NEW YORK – The nation's largest drug chain has joined with four supermarket retailers in suing Pfizer Inc. and Ranbaxy Laboratories Ltd. for allegedly scheming to delay the introduction of generic versions of Lipitor, Pfizer's blockbuster cholesterol-lowering drug.

Walgreen Co., Kroger Co., Safeway Inc., Supervalu Inc. and H-E-B have filed an antitrust lawsuit in U.S. District Court in Trenton, N.J., charging Pfizer with employing anticompetitive tactics to postpone the release of Lipitor generics into the marketplace, according to published reports.
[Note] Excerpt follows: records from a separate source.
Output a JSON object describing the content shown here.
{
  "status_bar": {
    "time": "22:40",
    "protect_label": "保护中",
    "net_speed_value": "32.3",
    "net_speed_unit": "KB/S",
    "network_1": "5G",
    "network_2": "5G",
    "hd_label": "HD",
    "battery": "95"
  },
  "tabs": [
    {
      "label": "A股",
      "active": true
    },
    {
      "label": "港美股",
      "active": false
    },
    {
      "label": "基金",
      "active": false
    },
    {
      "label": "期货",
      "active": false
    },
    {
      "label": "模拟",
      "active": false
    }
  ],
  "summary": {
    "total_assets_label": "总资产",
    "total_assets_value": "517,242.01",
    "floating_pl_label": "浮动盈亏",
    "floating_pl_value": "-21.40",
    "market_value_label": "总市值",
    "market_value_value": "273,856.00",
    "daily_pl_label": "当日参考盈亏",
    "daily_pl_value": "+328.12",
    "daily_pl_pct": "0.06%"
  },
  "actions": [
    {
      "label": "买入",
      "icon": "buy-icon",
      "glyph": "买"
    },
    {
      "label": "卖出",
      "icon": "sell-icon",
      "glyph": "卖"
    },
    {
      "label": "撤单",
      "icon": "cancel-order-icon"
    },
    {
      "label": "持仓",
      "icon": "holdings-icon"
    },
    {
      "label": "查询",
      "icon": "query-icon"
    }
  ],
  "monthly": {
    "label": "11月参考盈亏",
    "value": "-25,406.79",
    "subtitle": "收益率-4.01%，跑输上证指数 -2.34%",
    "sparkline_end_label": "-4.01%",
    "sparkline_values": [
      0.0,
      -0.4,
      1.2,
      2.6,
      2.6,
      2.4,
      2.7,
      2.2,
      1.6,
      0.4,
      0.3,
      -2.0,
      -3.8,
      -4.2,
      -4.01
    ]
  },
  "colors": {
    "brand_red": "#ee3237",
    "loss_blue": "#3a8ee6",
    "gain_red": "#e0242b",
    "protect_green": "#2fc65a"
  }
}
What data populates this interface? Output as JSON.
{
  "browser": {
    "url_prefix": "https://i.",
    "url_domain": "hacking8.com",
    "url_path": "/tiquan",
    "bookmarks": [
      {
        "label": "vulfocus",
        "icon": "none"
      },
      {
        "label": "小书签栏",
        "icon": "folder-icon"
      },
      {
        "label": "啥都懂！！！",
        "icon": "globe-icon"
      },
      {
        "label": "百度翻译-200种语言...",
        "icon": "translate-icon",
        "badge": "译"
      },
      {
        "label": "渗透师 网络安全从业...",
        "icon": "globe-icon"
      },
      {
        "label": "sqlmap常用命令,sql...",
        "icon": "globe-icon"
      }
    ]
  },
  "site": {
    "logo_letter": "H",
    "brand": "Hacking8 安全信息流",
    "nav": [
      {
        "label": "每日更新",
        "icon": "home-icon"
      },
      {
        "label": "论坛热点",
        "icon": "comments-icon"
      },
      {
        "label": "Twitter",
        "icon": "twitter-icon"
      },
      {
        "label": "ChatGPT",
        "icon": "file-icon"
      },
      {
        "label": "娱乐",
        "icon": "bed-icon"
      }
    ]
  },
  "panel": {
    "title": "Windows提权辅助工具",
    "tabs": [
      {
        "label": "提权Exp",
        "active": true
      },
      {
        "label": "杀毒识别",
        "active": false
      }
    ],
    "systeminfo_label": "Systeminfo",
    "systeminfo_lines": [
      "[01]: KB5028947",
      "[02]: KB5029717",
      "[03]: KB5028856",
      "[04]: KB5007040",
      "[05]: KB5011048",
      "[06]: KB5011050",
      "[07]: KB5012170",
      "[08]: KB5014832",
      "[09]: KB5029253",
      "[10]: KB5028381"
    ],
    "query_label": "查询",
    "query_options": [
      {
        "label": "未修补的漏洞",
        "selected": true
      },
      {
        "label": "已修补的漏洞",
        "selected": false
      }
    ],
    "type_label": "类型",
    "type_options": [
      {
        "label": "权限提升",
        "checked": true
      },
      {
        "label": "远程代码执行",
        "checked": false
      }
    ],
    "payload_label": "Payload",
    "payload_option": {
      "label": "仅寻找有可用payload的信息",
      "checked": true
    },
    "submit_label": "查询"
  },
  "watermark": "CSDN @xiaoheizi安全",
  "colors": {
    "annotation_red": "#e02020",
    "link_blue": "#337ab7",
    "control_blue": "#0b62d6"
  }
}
Ranbaxy is reportedly named as a defendant in the suit.

U.S. market exclusivity for Lipitor (atorvastatin calcium tablets) ended Nov. 30, and announcements of the first Lipitor generics — including by Watson Pharmaceuticals Inc. and by Ranbaxy — soon followed.

In the suit, the retailers claim that Lipitor generics should have been available 20 months earlier in March 2010, when the drug's original U.S. compound patent lapsed, published reports said. The plaintiffs allege that Pfizer fraudulently obtained a follow-on patent for Lipitor from the U.S. Patent and Trademark Office to extend the drug's market exclusivity.

The suit also accuses Pfizer and Ranbaxy of entering an agreement to delay the introduction of other Lipitor generics, according to reports. Ranbaxy had a six-month U.S. market exclusivity period for its Lipitor generic, and during that time Watson's authorized Lipitor generic was the only other generic version of the drug on the market.

In addition, the pharmacy retailers claim Pfizer made arrangements with pharmacy benefit managers that ended up forcing the chains to buy more brand-name Lipitor instead of a lower-priced generic version, costing the retailers hundreds of millions of dollars more for the drug.

Pfizer has denied the lawsuit's claims and stated that its actions in regard to its Lipitor patents and patent settlements are "proper and lawful," published reports said.

In May, Pfizer reported that in its 2012 first quarter, U.S. sales of brand-name Lipitor fell 71% to $383 million from $1.3 billion in the 2011 quarter.